Arts Listings

Alameda’s Altarena Playhouse Presents ‘Gypsy’

By Ken Bullock Special to the Planet
Wednesday March 04, 2009 - 07:00:00 PM

The band in the loft at Altarena Playhouse strikes up the overture with the head for “Everything’s Coming Up Roses.” The curtain is ready to rise on Gypsy, opening with the auditions for a kiddie show in Seattle. This musical is all about being onstage and backstage, featuring the most relentless stage mother of them all. 

The show, by Jule Stine, Stephen Sondheim and Arthur Laurents, is forever associated with Ethel Merman, not its creators, even though Rosalind Russell starred in the film (with young Natalie Wood as Louise, who transforms into Gypsy Rose Lee) and a slew of other Broadway greats and proud warhorses trouped the part of Rose.  

Altarena is fortunate to have Donna Turner as the monstre sacree of stage moms, who jokes in her bio that she’s recently played another “difficult [showbiz] mother” for Alameda’s old community house, Judith Bliss in that piquant chestnut, Hay Fever. 

She’s well-matched by Lisa Price (who also graced Hay Fever) as her “no-talent” tomboyish sensitive of a daughter, who becomes the sprightly—and faux-elegante—Gypsy, burlesk queen who dropped more wry witticisms than encumbering garments, a triumph of transparent gimmickry, of telegraphy punching the message through as much as any overt move. 

The first act, the “development” of the vaudeville act (more a change of costumes with the same hopeless script, hopelessly delivered), is enough to give anyone who’s ever been on an amateur stage flopsweat just by watching.  

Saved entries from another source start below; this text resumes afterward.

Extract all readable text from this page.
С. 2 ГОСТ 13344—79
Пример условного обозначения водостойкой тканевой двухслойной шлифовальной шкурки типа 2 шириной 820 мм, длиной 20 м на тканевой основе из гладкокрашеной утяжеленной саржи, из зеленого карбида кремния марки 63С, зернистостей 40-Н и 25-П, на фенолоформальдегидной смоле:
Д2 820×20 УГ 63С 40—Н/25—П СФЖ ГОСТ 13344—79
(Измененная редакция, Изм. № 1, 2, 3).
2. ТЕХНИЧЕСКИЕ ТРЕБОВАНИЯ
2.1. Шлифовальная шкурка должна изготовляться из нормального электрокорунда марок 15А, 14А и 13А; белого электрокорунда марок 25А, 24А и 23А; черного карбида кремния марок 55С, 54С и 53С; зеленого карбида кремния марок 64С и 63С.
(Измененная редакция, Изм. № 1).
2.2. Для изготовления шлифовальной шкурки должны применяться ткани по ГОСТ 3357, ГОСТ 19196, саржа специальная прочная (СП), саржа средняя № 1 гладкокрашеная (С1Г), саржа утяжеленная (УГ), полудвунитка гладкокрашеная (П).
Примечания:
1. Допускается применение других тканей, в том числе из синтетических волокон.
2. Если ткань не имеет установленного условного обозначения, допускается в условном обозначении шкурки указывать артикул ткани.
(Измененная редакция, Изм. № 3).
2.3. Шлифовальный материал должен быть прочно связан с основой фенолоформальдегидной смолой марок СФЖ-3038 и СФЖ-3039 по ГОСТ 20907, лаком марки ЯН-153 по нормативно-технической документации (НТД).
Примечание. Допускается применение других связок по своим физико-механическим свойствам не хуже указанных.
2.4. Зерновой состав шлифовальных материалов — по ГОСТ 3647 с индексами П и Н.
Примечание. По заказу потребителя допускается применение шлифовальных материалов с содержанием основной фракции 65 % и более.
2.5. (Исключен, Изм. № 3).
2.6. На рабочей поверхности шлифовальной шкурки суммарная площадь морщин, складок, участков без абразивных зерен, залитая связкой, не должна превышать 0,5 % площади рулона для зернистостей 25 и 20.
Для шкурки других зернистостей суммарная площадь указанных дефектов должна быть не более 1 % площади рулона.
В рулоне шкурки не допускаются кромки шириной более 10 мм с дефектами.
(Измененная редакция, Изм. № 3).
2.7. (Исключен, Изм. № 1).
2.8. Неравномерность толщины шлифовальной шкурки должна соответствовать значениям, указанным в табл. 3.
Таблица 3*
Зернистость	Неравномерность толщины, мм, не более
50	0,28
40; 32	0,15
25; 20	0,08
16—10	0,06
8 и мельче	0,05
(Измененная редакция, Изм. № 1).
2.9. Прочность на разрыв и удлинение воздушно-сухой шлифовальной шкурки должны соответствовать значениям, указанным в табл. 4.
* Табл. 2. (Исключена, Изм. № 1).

There’s a good use of young performers, the kiddie show contestants (with Balloon Girl Zana Zinn in her maiden role), followed by the newsboys’ chorus (Derek Apperson, Mattias Christensen, Noah Han), backing the beaming Baby June (Olivia Hyntha) and deadpan Baby Louise (Jennifer Beall), who cleverly metamorphose into their older selves (Meghan Ihle and Price) in the beams of a strobe light, midstream in their perennial act, as it switches from juvenile to patriotic to bucolic (Caleb Draper, Youssef Riahi, Nick Hodges, Daniel Guzman as The Farmboys), on to the Carmenesque Toreadorables (Rebecca LaFleur, Erin Little, Nina Dumas, Erin Lucas). 

But it’s with the introduction of the real transformation, Louise into Gypsy, that the show really comes alive in Act 2 with June’s defection (eventually to become actress-director June Havoc), the ramshackle act finding itself stranded in a burlesk house, and Louise entranced by the strippers showing the “no-talent” girl how “You Gotta Get A Gimmick (if you want to have a chance).”  

Some great work here by Paula Wujek as bumping, grinding Tesse Tura, supported by Katie Francis’ statuesque (and illuminated) shimmy as Electra and Kerry Chapman’s upside-down fanfare as Mazeppa. The sextet in the loft (led by artistic director Armando Fox on the ivories) starts to swing lowdown, Rose pushes Louise onstage as a fill-in, and a strutting, knowing rendition of Baby June’s insipid “Let Me Entertain You” takes on new meaning. 

Matt Bealls (as a choice bunch of nerdy emcees, assistants and second bananas) appears onstage with his niece; Scott Alexander Ayres is the dyspeptically good-natured former candyman-turned-agent Herbie, hopelessly in love with Rose till he finally sees the writing on the grindhouse wall, and Tom Leone goes from straitlaced Pop to a hardbitten succession of theatrical hotel and strip club managers. Even managing director Daniel Zilber goes on as the manager of a vaudeville thee-ay-ter (such typecasting).  

And the untold amount of volunteer work behind the scenes showing an “untalented” girl become a pro—that’s showbiz, community theater at Altarena.